28/02/2006

Sculpter ma réalité en 5 min

 

Il y a un an, je me suis inscrite à un cours de sculpture "par hasard"... alors que je ne sais ni dessiner ni sculpter du figuratif. Je suis nulle pour faire des représentations exactes de la réalité, et ca tombe bien car ca n'a aucun intérêt à mes yeux. Ce qui ne veut pas dire que je ne représente pas une certaine forme de réalité, la mienne, qui est enfouie en moi... l'expression d'un lâcher-prise que j'ai mis du temps et des larmes à trouver.

C'est pourquoi je tiens tant à mes esquisses et que généralement, je les cache : elles sont le résultat d'un instant fugace où je suis nue, totalement. Et c'est pourquoi aussi il est très difficile pour moi de montrer la plupart de mes esquisses ou sculptures. Mais l'école et l'expo de fin d'année m'obligent à le faire, et les réactions des gens me rassurent, ils trouvent ca beau, surprenant, fort (et plein d'autres adjectifs prout-prout) mais ne voient pas ce que j'y ai mis de moi, ouf. A part ma prof, qui est d'une grande délicatesse avec ce qui est en moi...

Ce que je fais ? Des représentations... soit d'images, soit d'émotions... Des perceptions que j'ai de moments vécus, de moi et de certaines relations.

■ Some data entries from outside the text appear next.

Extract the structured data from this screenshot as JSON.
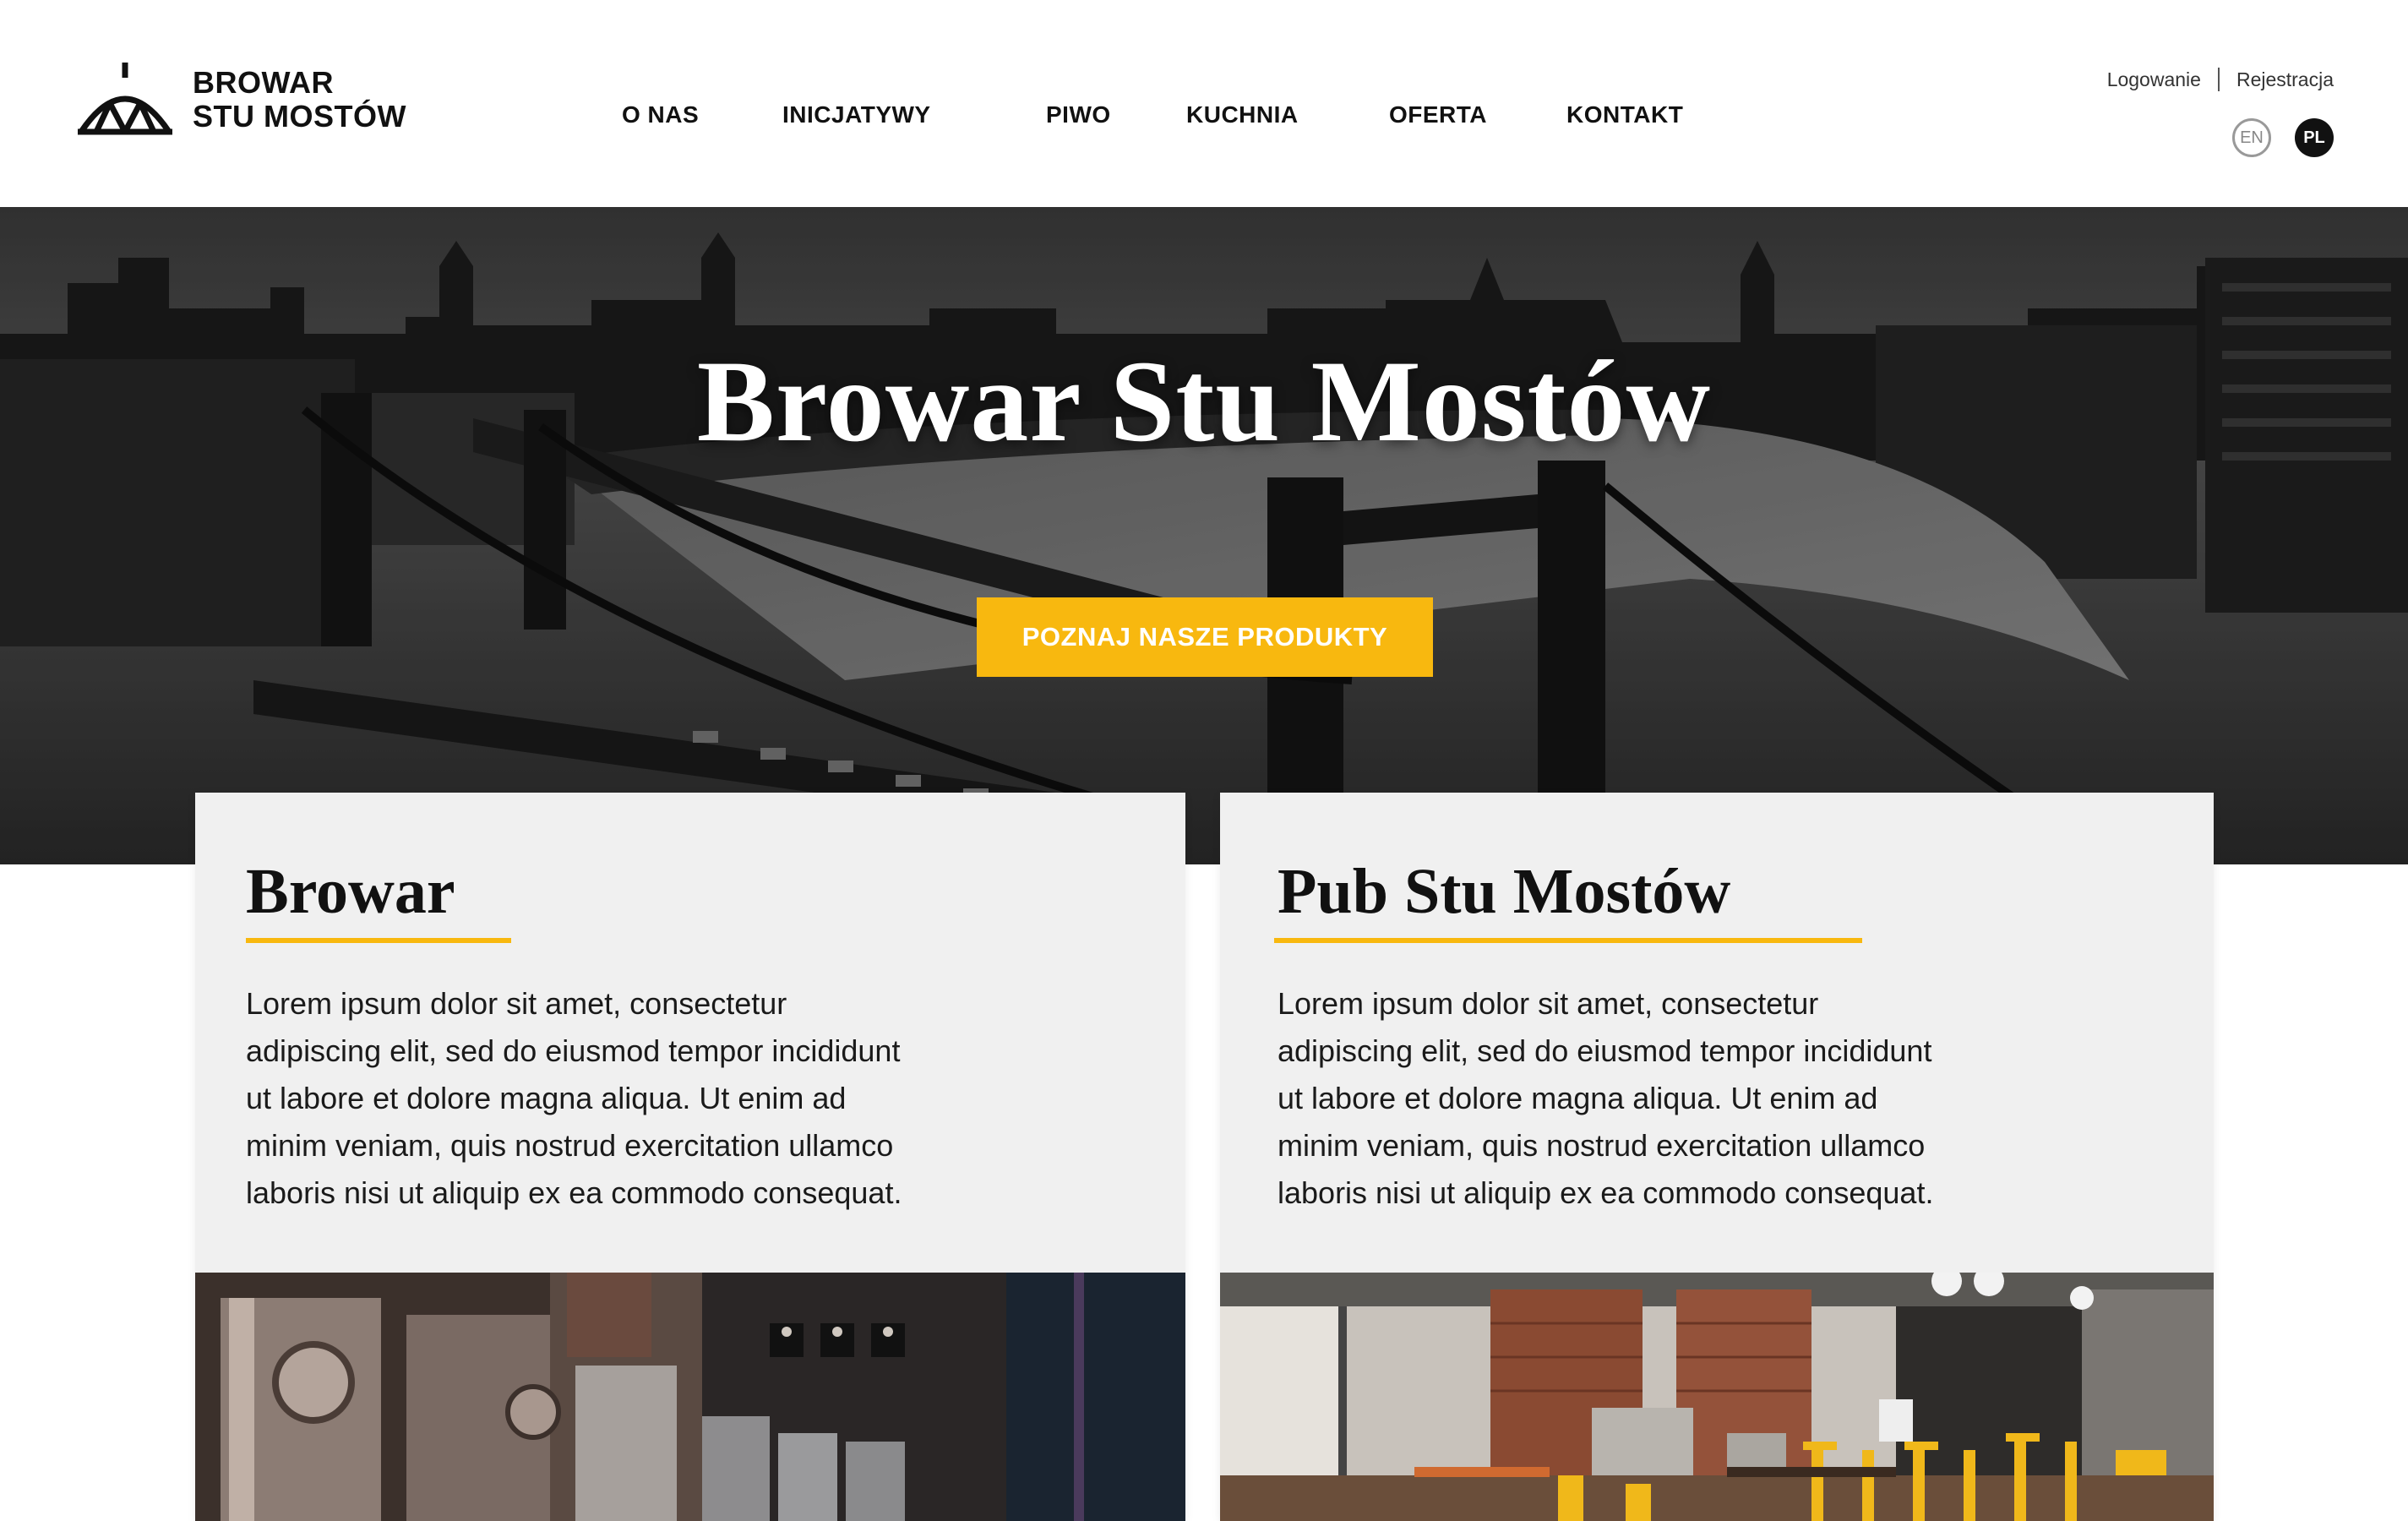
{
  "header": {
    "logo": {
      "line1": "BROWAR",
      "line2": "STU MOSTÓW",
      "icon": "bridge-logo-icon"
    },
    "nav": [
      "O NAS",
      "INICJATYWY",
      "PIWO",
      "KUCHNIA",
      "OFERTA",
      "KONTAKT"
    ],
    "auth": {
      "login": "Logowanie",
      "register": "Rejestracja"
    },
    "languages": {
      "en": "EN",
      "pl": "PL",
      "active": "PL"
    }
  },
  "hero": {
    "title": "Browar Stu Mostów",
    "cta": "POZNAJ NASZE PRODUKTY"
  },
  "cards": [
    {
      "title": "Browar",
      "text": "Lorem ipsum dolor sit amet, consectetur adipiscing elit, sed do eiusmod tempor incididunt ut labore et dolore magna aliqua. Ut enim ad minim veniam, quis nostrud exercitation ullamco laboris nisi ut aliquip ex ea commodo consequat."
    },
    {
      "title": "Pub Stu Mostów",
      "text": "Lorem ipsum dolor sit amet, consectetur adipiscing elit, sed do eiusmod tempor incididunt ut labore et dolore magna aliqua. Ut enim ad minim veniam, quis nostrud exercitation ullamco laboris nisi ut aliquip ex ea commodo consequat."
    }
  ],
  "colors": {
    "accent": "#f8b80f",
    "text": "#111111",
    "card_bg": "#f0f0f0"
  }
}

Je serai incapable de dire ce que c'est exactement puisque ce sont des sensations. J'en ai des dizaines qui partent dans tous les sens... 

Sur papier, difficile pour une novice d'exprimer la douceur, l'odeur, la délicatesse, la passion, la douleur, l'envie, les regards, le temps...alors je m'arrête sur une image, ou sur une émotion que j'ai ressentie à un moment, déjà passé, et j'essaie de la mettre sur papier, vite, avant qu'elle ne disparaisse pour laisser la place à une autre. Je mets rarement plus de 10 min pour faire une esquisse. Plus, ca commence à être du "chipotage", parce que les vieux conditionnements de l'esthétisme, de l'équilibre, risquent d'abîmer ce qui est sorti.

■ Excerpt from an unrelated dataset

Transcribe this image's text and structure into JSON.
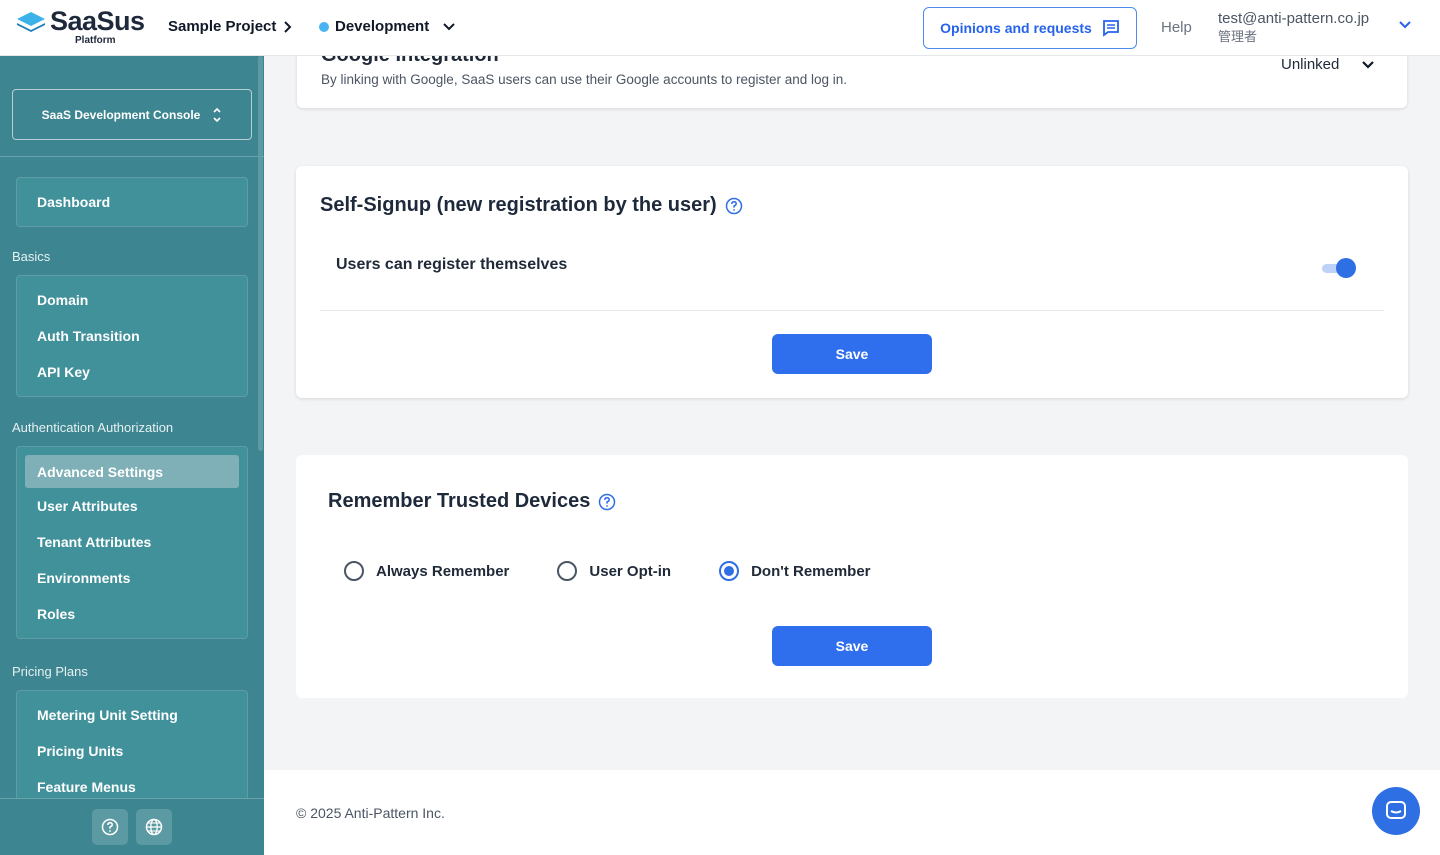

Ces dessins me servent de support pour sculpter, en terre principalement, et je vais m'essayer au bois et au fer pour quelques-unes des esquisses. Cela explique les mouvements de trou, de couleur, d'assise... j'ai besoin de volumes pour, partant du papier, arriver à une dynamique dans la masse.

13:23 Écrit par | Lien permanent | Commentaires (0) |  Facebook |

Les commentaires sont fermés.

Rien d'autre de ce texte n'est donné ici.